Die Entscheidung für eine ausschließlich oder zumindest überwiegend dienstvertragliche Ausgestaltung hat denknotwenig das Entfallen der klassischen Gewährleistungsrechte zur Folge; hier kann aus Sicht des Auftraggebers Kompensation durch kurzfristige Kündigungsrechte geschaffen werden.

 

Weder bei Auftragserteilung noch im Entwicklungsprozess existieren verbindlichen Vorgabe, da sich diese erst während des Projektes formieren. Insofern besteht denknotwendig bis zuletzt eine Unschärfe etwa über die jeweils aktuellen Verantwortlichkeiten oder die jeweils zu erbringende Leistung und deren Abnahmekriterien, derer sich die Vertragsparteien gewärtig sein müssen.
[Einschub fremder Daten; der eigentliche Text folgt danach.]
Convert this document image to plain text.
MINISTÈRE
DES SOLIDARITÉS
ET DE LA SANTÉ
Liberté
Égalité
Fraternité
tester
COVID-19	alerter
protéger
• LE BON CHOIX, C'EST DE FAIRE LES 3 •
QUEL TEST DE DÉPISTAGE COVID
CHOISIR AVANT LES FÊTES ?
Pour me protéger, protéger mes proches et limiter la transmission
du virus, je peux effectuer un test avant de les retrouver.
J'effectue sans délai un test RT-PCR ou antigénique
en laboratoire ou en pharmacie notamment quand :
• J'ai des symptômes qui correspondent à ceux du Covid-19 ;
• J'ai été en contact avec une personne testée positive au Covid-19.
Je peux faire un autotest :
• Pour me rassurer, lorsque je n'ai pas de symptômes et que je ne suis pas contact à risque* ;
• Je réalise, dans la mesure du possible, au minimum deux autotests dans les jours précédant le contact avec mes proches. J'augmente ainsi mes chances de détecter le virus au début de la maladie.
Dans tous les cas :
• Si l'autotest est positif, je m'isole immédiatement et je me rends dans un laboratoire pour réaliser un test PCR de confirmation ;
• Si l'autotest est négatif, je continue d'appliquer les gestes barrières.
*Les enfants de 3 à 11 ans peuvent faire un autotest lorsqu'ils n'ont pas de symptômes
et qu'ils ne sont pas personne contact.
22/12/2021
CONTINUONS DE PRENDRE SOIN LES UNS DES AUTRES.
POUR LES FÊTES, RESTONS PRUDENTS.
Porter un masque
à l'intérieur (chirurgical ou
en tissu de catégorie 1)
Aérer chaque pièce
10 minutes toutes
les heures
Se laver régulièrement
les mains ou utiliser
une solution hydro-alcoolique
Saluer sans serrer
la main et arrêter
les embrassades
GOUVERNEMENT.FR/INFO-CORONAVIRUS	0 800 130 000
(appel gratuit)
Auch unter dem Aspekt der Produkthaftung gilt es für jedes Projekt im Einzelfall die Sinnhaftigkeit der agilen Vorgehensweise zu prüfen. Wird all dies mit der gebotenen Sorgfalt geprüft und gestaltet, kann die agile Softwareentwicklung eine der klassischen Methodik an Geschwindigkeit, Kosten, Effizienz und Mehrwert deutlich überlegene Option darstellen.